Bien, voici donc 1,4 millions de personnes dans la rue. Tout simplement la plus grande manifestation de l'histoire de France, après celle de 1984. L'histoire.

Alors après, on peut raconter comme les journalistes (objectifs et neutres, forcément objectifs et neutres) que les associations qui organisent l'événement sont des coquilles vides (tiens, au fait, messieurs les journalistes d'information qui faites des enquêtes objectives pour aider le public à se former une opinion, je serais très intéressé à connaître le nombre de militants de LBGT ou d'Act-Up, et le montant des subventions publiques accordées à ces deux associations, qu'on voit le rapport coquille vide / financement public /efficacité médiatique /influence auprès du pouvoir). Si les coquilles vides que vous dénoncez n'ont pas de subventions, elles ont un mérite : elles ont mobilisé 1,4 million de personnes.

Nous voici donc dans un rapport de force, somme toute assez classique en politique, celui de la rue contre le pouvoir. Les politiques sont toujours sensibles au rapport de force. Je note que cette fois-ci, il y avait plus d'hommes politiques, et qu'accessoirement on a entendu s'exprimer, en sus des leaders de droite, des socialistes, des radicaux de gauche et même un membre de la Ligue Communiste Révolutionnaire : ce sont de signes clairs que le rapport de force est en train de changer et que la mobilisations 'étend au-delà de son noyau. Autrement dit, "la mayonnaise prend".

Bien sûr, "on" va encore une fois faire semblant d'ignorer en expliquant que ce n'est pas suffisant et que la volonté est intacte etc. Donc, il y aura encore une manifestation qui va encore plus mobiliser. Car ces gens qui descendent dans la rue, ils ont l'air têtus. Tenaces. Volontaires. Indécrottables. Casse-pied.

Jusqu’à ce qu'un camp se fissure. Il s’agit d'une lutte d'usure entre une volonté et une résistance. Un rapport de force. Entre celui qui sera le plus déterminé, et qui donc convaincra le plus l'adversaire.

La victoire sera dans la bascule de populations non encore mobilisées, car là est le centre de gravité : chez les Français d'origine immigrée et le peuple de gauche, qui ne se retrouve pas dans cette loi matérialiste, ultralibérale et esclavagiste.

Il semble qu'on soit au point de bascule.
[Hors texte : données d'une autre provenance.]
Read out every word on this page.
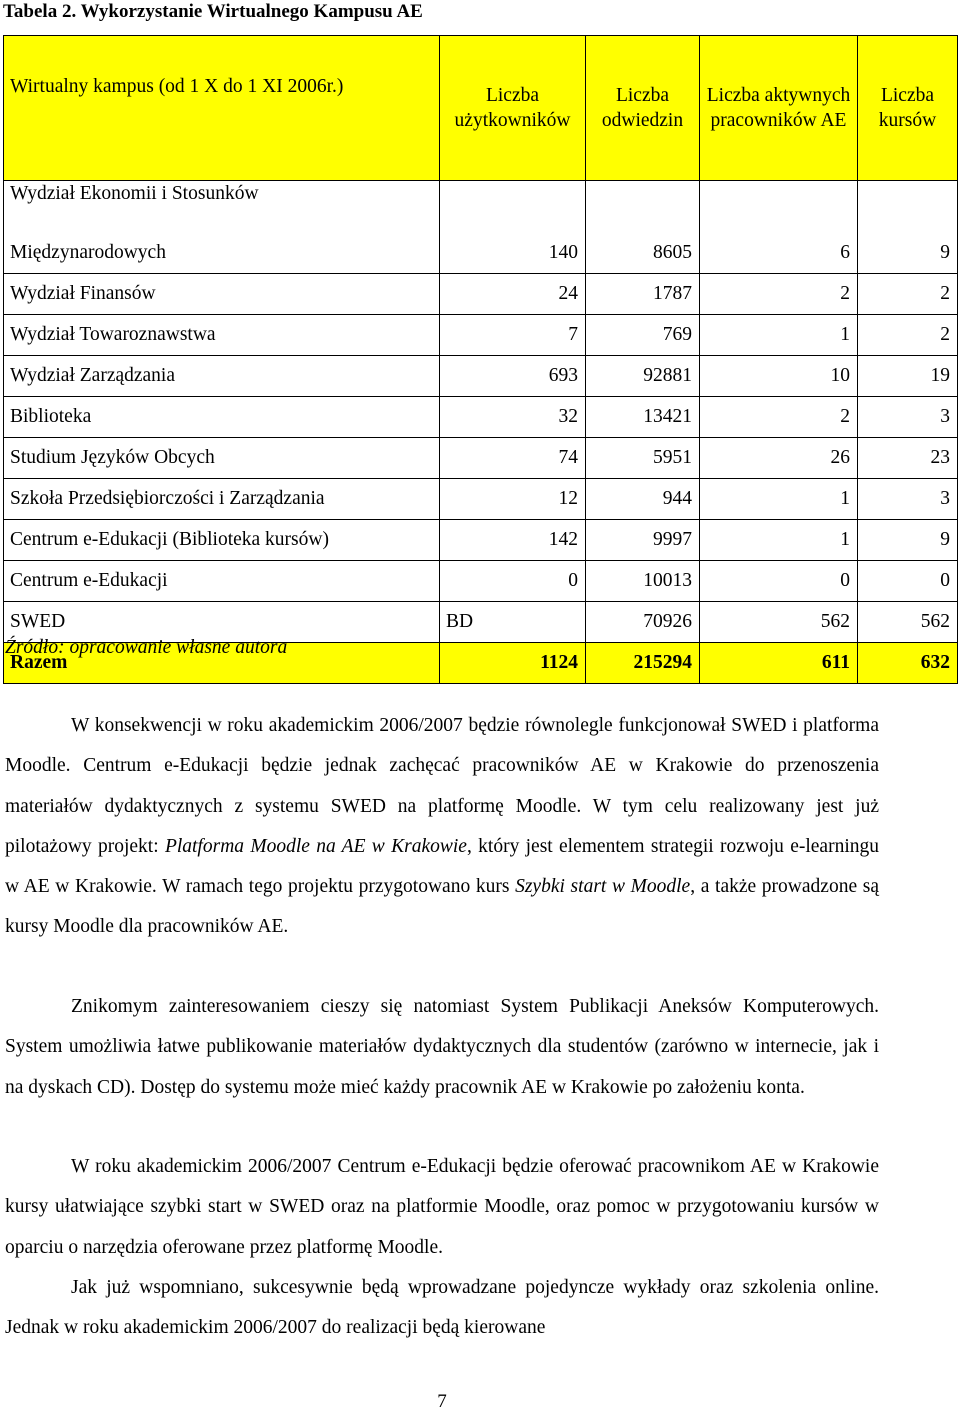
Tabela 2. Wykorzystanie Wirtualnego Kampusu AE
Wirtualny kampus (od 1 X do 1 XI 2006r.)	Liczba użytkowników	Liczba odwiedzin	Liczba aktywnych pracowników AE	Liczba kursów
Wydział Ekonomii i Stosunków				
Międzynarodowych	140	8605	6	9
Wydział Finansów	24	1787	2	2
Wydział Towaroznawstwa	7	769	1	2
Wydział Zarządzania	693	92881	10	19
Biblioteka	32	13421	2	3
Studium Języków Obcych	74	5951	26	23
Szkoła Przedsiębiorczości i Zarządzania	12	944	1	3
Centrum e-Edukacji (Biblioteka kursów)	142	9997	1	9
Centrum e-Edukacji	0	10013	0	0
SWED	BD	70926	562	562
Razem	1124	215294	611	632
Źródło: opracowanie własne autora

W konsekwencji w roku akademickim 2006/2007 będzie równolegle funkcjonował SWED i platforma Moodle. Centrum e-Edukacji będzie jednak zachęcać pracowników AE w Krakowie do przenoszenia materiałów dydaktycznych z systemu SWED na platformę Moodle. W tym celu realizowany jest już pilotażowy projekt: Platforma Moodle na AE w Krakowie, który jest elementem strategii rozwoju e-learningu w AE w Krakowie. W ramach tego projektu przygotowano kurs Szybki start w Moodle, a także prowadzone są kursy Moodle dla pracowników AE.

Znikomym zainteresowaniem cieszy się natomiast System Publikacji Aneksów Komputerowych. System umożliwia łatwe publikowanie materiałów dydaktycznych dla studentów (zarówno w internecie, jak i na dyskach CD). Dostęp do systemu może mieć każdy pracownik AE w Krakowie po założeniu konta.

W roku akademickim 2006/2007 Centrum e-Edukacji będzie oferować pracownikom AE w Krakowie kursy ułatwiające szybki start w SWED oraz na platformie Moodle, oraz pomoc w przygotowaniu kursów w oparciu o narzędzia oferowane przez platformę Moodle.

Jak już wspomniano, sukcesywnie będą wprowadzane pojedyncze wykłady oraz szkolenia online. Jednak w roku akademickim 2006/2007 do realizacji będą kierowane

7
Celui où l'histoire hésite entre le point culminant (selon Clausewitz, le point le plus avancé que l'attaquant a atteint avant de céder à nouveau du terrain) et le point décisif qui permet d'atteindre le centre de gravité.
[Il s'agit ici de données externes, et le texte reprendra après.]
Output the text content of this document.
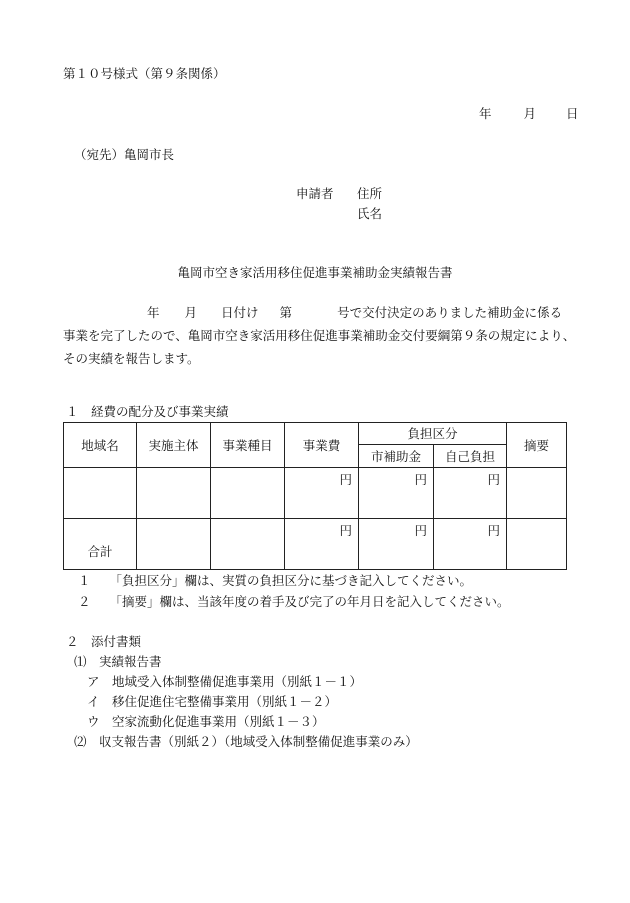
第１０号様式（第９条関係）
年	月 日
（宛先）亀岡市長
申請者 住所
氏名
亀岡市空き家活用移住促進事業補助金実績報告書
年 月 日付け 第	号で交付決定のありました補助金に係る
事業を完了したので、亀岡市空き家活用移住促進事業補助金交付要綱第９条の規定により、
その実績を報告します。
１　経費の配分及び事業実績
地域名	実施主体	事業種目	事業費	負担区分		摘要
				市補助金	自己負担	
			円	円	円	
合計			円	円	円	
１ 「負担区分」欄は、実質の負担区分に基づき記入してください。
２ 「摘要」欄は、当該年度の着手及び完了の年月日を記入してください。
２　添付書類
⑴　実績報告書
ア　地域受入体制整備促進事業用（別紙１－１）
イ　移住促進住宅整備事業用（別紙１－２）
ウ　空家流動化促進事業用（別紙１－３）
⑵　収支報告書（別紙２）（地域受入体制整備促進事業のみ）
Les forces pèsent l'une contre l'autre. La plus volontaire l'emportera.

O. Kempf

Commentaires

1. Le dimanche 24 mars 2013, 21:08 par

Comme vous, je n'aimerai pas être policier ce soir ... pour en connaitre un grand nombre après avoir réalisé deux docs en leur sein .. Il y a là aussi un point de bascule .. jusqu'où obéiront-ils ?
Pour ma part, alors que j'ai toujours fait en sorte d'huiler les rapports entre ce corps constitué et le citoyen, je ne saurai plus comment les soutenir ...

PS : J'ai lu cette après-midi, au milieu de l'odieuse halali des twitos, l'un d'entre-eux, particulièrement prescripteur, @Maitre_Eolas, appeler au tir à la 7.62 sur la foule, appuyé en cela par un texte legifrance ...

égéa : un grand démocrate, qui ne cesse de donner des leçons de tolérance ? Cocasse de voir comment s'affubler de tolérance est le meilleur moyen de couvrir sa haine. Je sais, je n'ai pas compris, c'est de l'humour à prendre au deuxième degré.....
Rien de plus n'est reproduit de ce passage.